The vast majority of Donzelinho branco plantings can be found in the northern wine regions of Portugal, particularly in the Douro where the grape is authorized for use as a blending variety in Port wine and in the Trás-os-Montes region which includes both the DOC of the same name and the large encompassing Vinho Regional zone of Transmontano. Additionally the Duriense VR, which encompasses the Douro, also list Donzelinho branco as an authorized variety.
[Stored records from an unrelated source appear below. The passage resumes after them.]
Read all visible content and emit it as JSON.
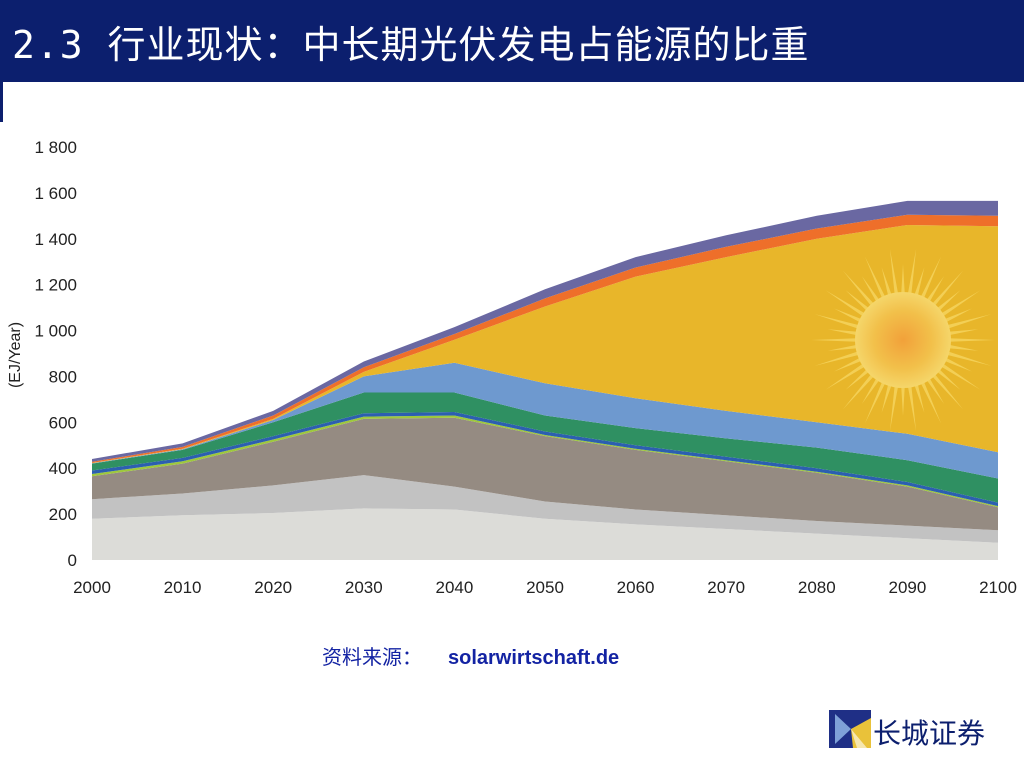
{
  "header": {
    "title": "2.3 行业现状：中长期光伏发电占能源的比重"
  },
  "source": {
    "label": "资料来源：",
    "value": "solarwirtschaft.de"
  },
  "logo": {
    "text": "长城证券"
  },
  "chart_data": {
    "type": "area",
    "title": "",
    "xlabel": "",
    "ylabel": "(EJ/Year)",
    "x": [
      2000,
      2010,
      2020,
      2030,
      2040,
      2050,
      2060,
      2070,
      2080,
      2090,
      2100
    ],
    "xlim": [
      2000,
      2100
    ],
    "ylim": [
      0,
      1800
    ],
    "x_ticks": [
      "2000",
      "2010",
      "2020",
      "2030",
      "2040",
      "2050",
      "2060",
      "2070",
      "2080",
      "2090",
      "2100"
    ],
    "y_ticks": [
      "0",
      "200",
      "400",
      "600",
      "800",
      "1 000",
      "1 200",
      "1 400",
      "1 600",
      "1 800"
    ],
    "y_tick_values": [
      0,
      200,
      400,
      600,
      800,
      1000,
      1200,
      1400,
      1600,
      1800
    ],
    "grid": false,
    "legend": "none",
    "stacked": true,
    "series": [
      {
        "color": "#dcdcd8",
        "values": [
          180,
          195,
          205,
          225,
          220,
          180,
          155,
          135,
          115,
          95,
          75
        ]
      },
      {
        "color": "#c2c2c2",
        "values": [
          85,
          95,
          120,
          145,
          100,
          75,
          65,
          60,
          55,
          55,
          55
        ]
      },
      {
        "color": "#958b82",
        "values": [
          100,
          130,
          190,
          245,
          300,
          285,
          260,
          235,
          210,
          170,
          100
        ]
      },
      {
        "color": "#9ec83c",
        "values": [
          10,
          10,
          10,
          10,
          10,
          5,
          5,
          5,
          5,
          5,
          5
        ]
      },
      {
        "color": "#2c5fb0",
        "values": [
          15,
          15,
          15,
          15,
          15,
          15,
          15,
          15,
          15,
          15,
          15
        ]
      },
      {
        "color": "#2f9062",
        "values": [
          30,
          35,
          60,
          90,
          85,
          70,
          75,
          80,
          90,
          95,
          105
        ]
      },
      {
        "color": "#6e99cf",
        "values": [
          2,
          3,
          10,
          70,
          130,
          140,
          130,
          120,
          110,
          115,
          115
        ]
      },
      {
        "color": "#e8b62a",
        "values": [
          1,
          2,
          5,
          20,
          100,
          335,
          530,
          670,
          800,
          910,
          985
        ]
      },
      {
        "color": "#ee6f2a",
        "values": [
          5,
          8,
          15,
          20,
          25,
          35,
          40,
          45,
          45,
          45,
          45
        ]
      },
      {
        "color": "#6a68a2",
        "values": [
          12,
          15,
          20,
          25,
          30,
          40,
          45,
          50,
          55,
          60,
          65
        ]
      }
    ]
  }
}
As with many Portuguese grape varieties, plantings of Donzelinho branco were often interspersed with numerous other grape varieties in the vineyard and used in general field blends. This makes getting an accurate count of plantings difficult and also means that the grape is less likely to be seen as a varietal wine. In the 2010 census of Portuguese grapes, there were 42 ha of Donzelinho branco planted, a decline from 15 years earlier.

==Styles==
According to Master of Wine Jancis Robinson, Donzelinho branco tends to make highly perfumed, light-bodied wines with a characteristic lavender note. The grape is rarely seen as a varietal wine and more often a component of field blends with several other grape varieties.

==Synonyms==
Over the years, Donzelinho branco has been known under a variety of synonyms including: Donzellinho branco, Donzelyhno, Terrantes and Terrantez.